Rituals for Climate Change

A Crip Struggle for Ecojustice

by Naomi Ortiz

Rituals for Climate Change Book Cover

Rituals for Climate Change Review by Brittany Torres Rivera, Notre Dame University

Disability justice and ecojustice are rarely considered together but are in constant conversation in our world. Rituals for Climate Change: A Crip Struggle for Ecojustice, combining poetry and the lyrical essay, doesn’t contain just one point of view but encompasses dialectical perspectives which often exist in contradiction to each other. A disabled person is in need of plastic cups and concerned about the overwhelming plastic in our ecosystems. Ortiz expands on and complicates who is seen as an environmentalist and what being in relationship with the land can look like.
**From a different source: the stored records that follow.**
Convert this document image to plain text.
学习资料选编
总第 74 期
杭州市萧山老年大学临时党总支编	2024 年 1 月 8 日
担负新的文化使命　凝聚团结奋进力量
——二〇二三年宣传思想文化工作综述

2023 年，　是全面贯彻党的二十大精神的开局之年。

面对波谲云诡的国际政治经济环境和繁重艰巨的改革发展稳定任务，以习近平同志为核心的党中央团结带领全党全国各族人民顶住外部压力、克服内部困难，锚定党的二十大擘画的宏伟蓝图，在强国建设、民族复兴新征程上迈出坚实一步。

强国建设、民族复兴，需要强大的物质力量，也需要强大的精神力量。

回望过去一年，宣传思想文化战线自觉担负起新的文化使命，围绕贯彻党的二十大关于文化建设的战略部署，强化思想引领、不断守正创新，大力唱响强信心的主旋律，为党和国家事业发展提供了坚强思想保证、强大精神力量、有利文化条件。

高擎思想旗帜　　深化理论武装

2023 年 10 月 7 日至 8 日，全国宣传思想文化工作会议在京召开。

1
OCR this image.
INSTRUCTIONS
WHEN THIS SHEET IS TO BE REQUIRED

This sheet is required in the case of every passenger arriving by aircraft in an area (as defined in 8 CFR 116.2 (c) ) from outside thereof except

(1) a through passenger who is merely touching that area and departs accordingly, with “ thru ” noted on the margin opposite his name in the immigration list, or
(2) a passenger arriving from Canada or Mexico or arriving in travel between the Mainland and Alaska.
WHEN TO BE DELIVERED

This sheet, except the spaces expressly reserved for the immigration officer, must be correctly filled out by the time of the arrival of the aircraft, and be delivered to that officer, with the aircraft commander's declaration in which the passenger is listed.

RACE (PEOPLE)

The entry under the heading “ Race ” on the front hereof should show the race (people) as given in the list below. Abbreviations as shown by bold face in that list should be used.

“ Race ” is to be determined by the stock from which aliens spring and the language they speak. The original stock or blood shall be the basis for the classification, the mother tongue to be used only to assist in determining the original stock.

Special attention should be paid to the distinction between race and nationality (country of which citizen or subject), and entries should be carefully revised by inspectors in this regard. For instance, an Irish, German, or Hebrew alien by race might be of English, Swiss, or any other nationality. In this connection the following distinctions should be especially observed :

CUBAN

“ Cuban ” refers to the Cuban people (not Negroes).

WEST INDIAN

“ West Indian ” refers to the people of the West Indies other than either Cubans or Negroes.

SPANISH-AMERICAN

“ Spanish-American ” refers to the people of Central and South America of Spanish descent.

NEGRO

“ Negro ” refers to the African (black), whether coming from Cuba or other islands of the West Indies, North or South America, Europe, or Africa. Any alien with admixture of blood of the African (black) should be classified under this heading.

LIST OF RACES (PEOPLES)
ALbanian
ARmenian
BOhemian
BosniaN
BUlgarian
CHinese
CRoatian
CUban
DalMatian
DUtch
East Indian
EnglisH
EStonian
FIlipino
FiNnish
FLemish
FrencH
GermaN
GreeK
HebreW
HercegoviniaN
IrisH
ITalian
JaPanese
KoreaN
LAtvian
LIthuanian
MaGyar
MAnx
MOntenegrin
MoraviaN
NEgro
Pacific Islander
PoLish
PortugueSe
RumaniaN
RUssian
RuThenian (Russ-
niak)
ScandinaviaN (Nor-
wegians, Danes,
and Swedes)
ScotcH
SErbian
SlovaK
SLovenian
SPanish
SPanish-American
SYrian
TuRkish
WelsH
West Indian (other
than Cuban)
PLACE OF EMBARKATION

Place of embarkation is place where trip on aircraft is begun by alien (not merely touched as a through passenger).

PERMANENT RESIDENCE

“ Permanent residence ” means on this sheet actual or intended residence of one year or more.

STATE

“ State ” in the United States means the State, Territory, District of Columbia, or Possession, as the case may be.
This book is an offering to explore the spiritual question of how to witness. It serves as a companion to those also grappling with the difficult and often unanswerable questions posed by climate change in the borderlands. By exploring the ways body, mind, and cultures both clash with and long for ecojustice, Rituals for Climate Change offers an often-overlooked perspective on climate-grief, interdependence, and resilience. Disabled people know how to adapt to a world that is ever changing without considering them.

What People Are Saying

"Ortiz braids rich lyrical poetry with poignant personal stories to explore eco-grief, ableism, and interdependence with nature. A restorative balm and rallying cry to coax us out of complacency and into interconnectedness..." Review by Win- Sie Tow
"Rituals for Climate Change is a meditation on listening, searching, supporting the ecosystem around us … of what is in control, beyond control, and how to honor life. An exploration into poems sung to the land we lean on." Review by J. Davis
Rituals for Climate Change calls readers to witness and love an endangered world.  Ortiz’ words pulse with life and longing, with the brilliance of disability culture, interdependence, and the desert’s own depths. -Julia Watts Belser
Ortiz demonstrates deep crip wisdom. As a disabled Latina, their words made me feel seen. Through a gamut of emotions they reminded me of how critical it is for us to be in good relationship with Mother Earth now more than ever. -Lisette E. Torres
"Generously and deliciously, Naomi Ortiz takes readers into the folds of life in the Sonoran Desert border zones, and shares ‘a wobbly set of Crip hacks.’ Ortiz uses humor, passion, and ceremony to invite us into their world." Review by Petra Kuppers

Disabled people know how to adapt to a world that is ever changing without considering us.